Peter Smith

Another fine mess


Remember Norman Gunston? A friend of mine couldn’t stand watching him because he was so cringingly embarrassing.


I sometimes feel the same way about Bubbles and Desiree DeVere in Little Britain, especially when they are in the buff, as is so often the case. David Brent in The Office too had his moments when it became hard to keep looking. Of course, this effect is intended by the producers. It is part of the show. I wonder whether Tony Windsor and Rob Oakeshott, and throw in for good measure if you like Andrew Wilkie, Bob Katter and Tony Crook, are in fact part of a reality TV show designed to make some of us cringe. Anyway I try to avoid them if I can.

Unfortunately Tony Windsor caught me unawares on TV a few days ago. Before I had the presence of mind to swop channels, he was commenting on his demand that the government allocate up to (a mere) $400 million per year of MRRT revenue to assess the impact of mining on water catchments. He was challenged that his new demand was part of a long list of demands by the Greens and independents, which was making government difficult. He responded (in that irritatingly sanctimonious way the independents have) by saying that it was called democracy.

The gall and hypocrisy of it takes your breath away. Mr Windsor’s electorate is New England. It is a conservative electorate. Only 8.1% of those voting in 2010 gave their first preferences to Labor; and only 3.6 % to the Greens. The choice Windsor made to support the Labor party (in effective alliance with the Greens) was inherently undemocratic. True; representatives are not delegates. To a significant extent we elect political representatives and take our chances on which way they might vote on particular issues. However, we are entitled to understand whether they are fish or fowl. You would be entitled to question the legitimacy of his NSW parliamentary representation, if the Reverend Fred Nile started appearing semi-nude in gay pride marches. So, to my mind, Windsor has zero credibility, but he does have power over a weakened Prime Minister. And, without any apparent self-doubt, he appears to have absolute confidence in his own ability to wield it more wisely and morally than ordinary mortals.
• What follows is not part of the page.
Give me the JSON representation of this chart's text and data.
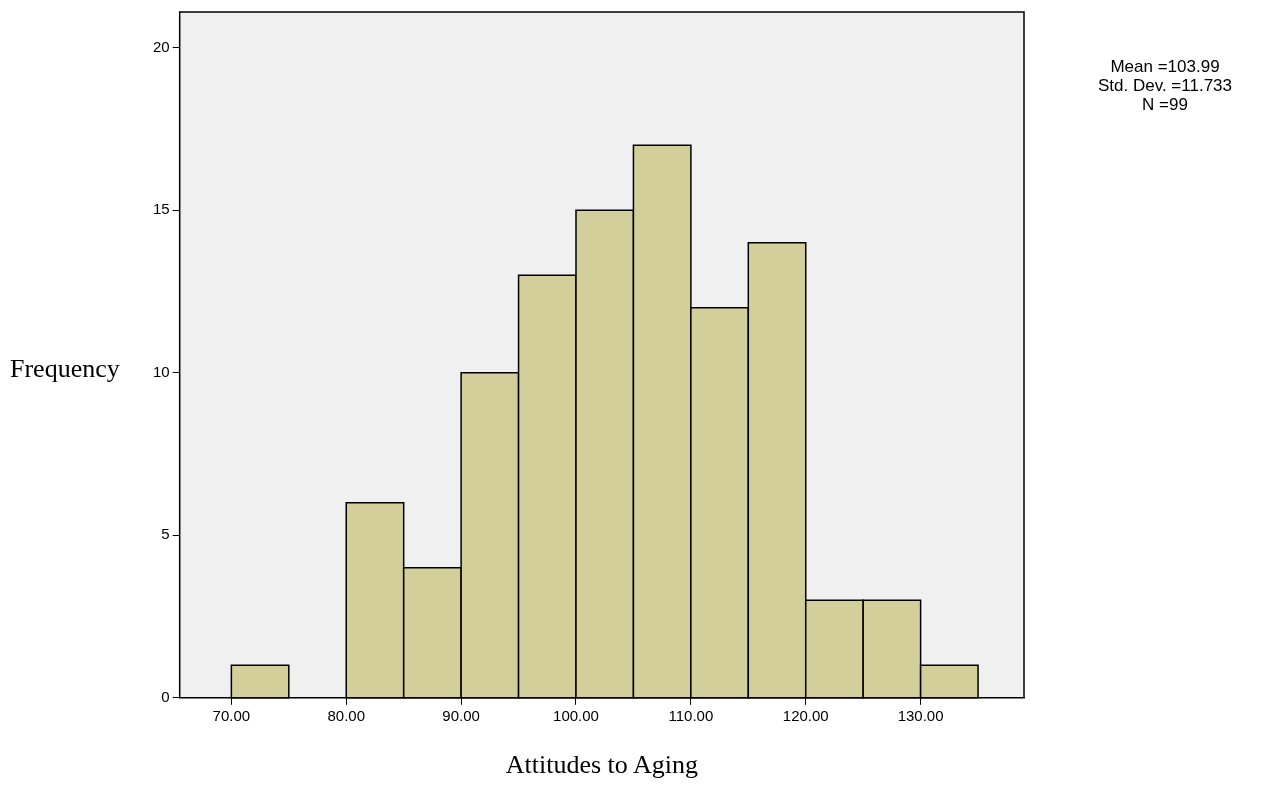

When you think about it, the only person without power in the current political hotchpotch is Ms Gillard. She is beset on all sides. Tony Abbott is the least of her worries. Top of the list is presumably Kevin 11. It is not so long ago that only Mr Rudd thought he could make a comeback. When you are the only one who thinks something like that you are usually either a genius or, overwhelmingly more likely, seriously deluded. Well it seems clear now that (I’ll be back) Rudd is one of those rare geniuses. Behind the scenes he is bound to be unnerving the Prime Minister. It would unnerve anyone to have Kevin popping up everywhere. “Hello my name is Kevin, I’m from Queensland and I’m here to help.”

The Qantas business shows just how beholden the Gillard faction is now to the union bosses. Sitting idle and silent while the national carrier was picked off by union guerrilla tactics, and then blaming Qantas, has little to do with the power of unions per se. It has everything to do with the parlous position of Gillard. Can you imagine Hawke or Keating being cowed in similar fashion?

In a twist of irony, a blackmailing government – agree to the NBN or we’ll cripple your business; agree to the MRRT or we’ll impose something worse – has become a puppet. Whether the Greens with the carbon tax or Wilkie with the pokies, the government is dancing to the tune of others. Its own current incompetence (never mind the past)– for example, the un-tested NBN extravagance and failed asylum seeker policies – are complemented by the mad schemes foisted on it by the Greens and independents. It has become shell-shocked and easy prey. Even an ABC program caused it to shut down a major industry overnight without the least consideration of the consequences. It is an extraordinary way to run a country; a fine political mess. What has gone so badly wrong?

As is so often the case when things go badly wrong, a number of untoward circumstances have coalesced. First, we had an economic crisis just after an election which resulted in a competent treasurer being replaced by an incompetent one advised by left-leaning economists. Second, a new prime minister with at least a bare modicum of competence was overthrown by someone totally out of their depth. Third, and as it has turned out most importantly, the government is being held hostage by a radical extremist party and by a number of maverick independents who, by an accident of the electoral process, have been thrust onto centre stage.

 Now the situation was still salvageable if the extras, plucked from obscurity and asked to play lead roles, had been appropriately modest about their abilities and sensitive to the wishes of those who had put them there. Not so, unfortunately. They all seem to believe they are as good as Sir Laurence Olivier and, accordingly, can make outrageous demands.

The current political malaise is not an argument against hung parliaments; however difficult they are to manage. I doubt whether this combination of circumstances is ever likely to arise again. We are suffering a rare event: a perfect storm of incompetence, impotence, extremism, and delusions of grandeur. Hopefully we are one election away from renewed sanity.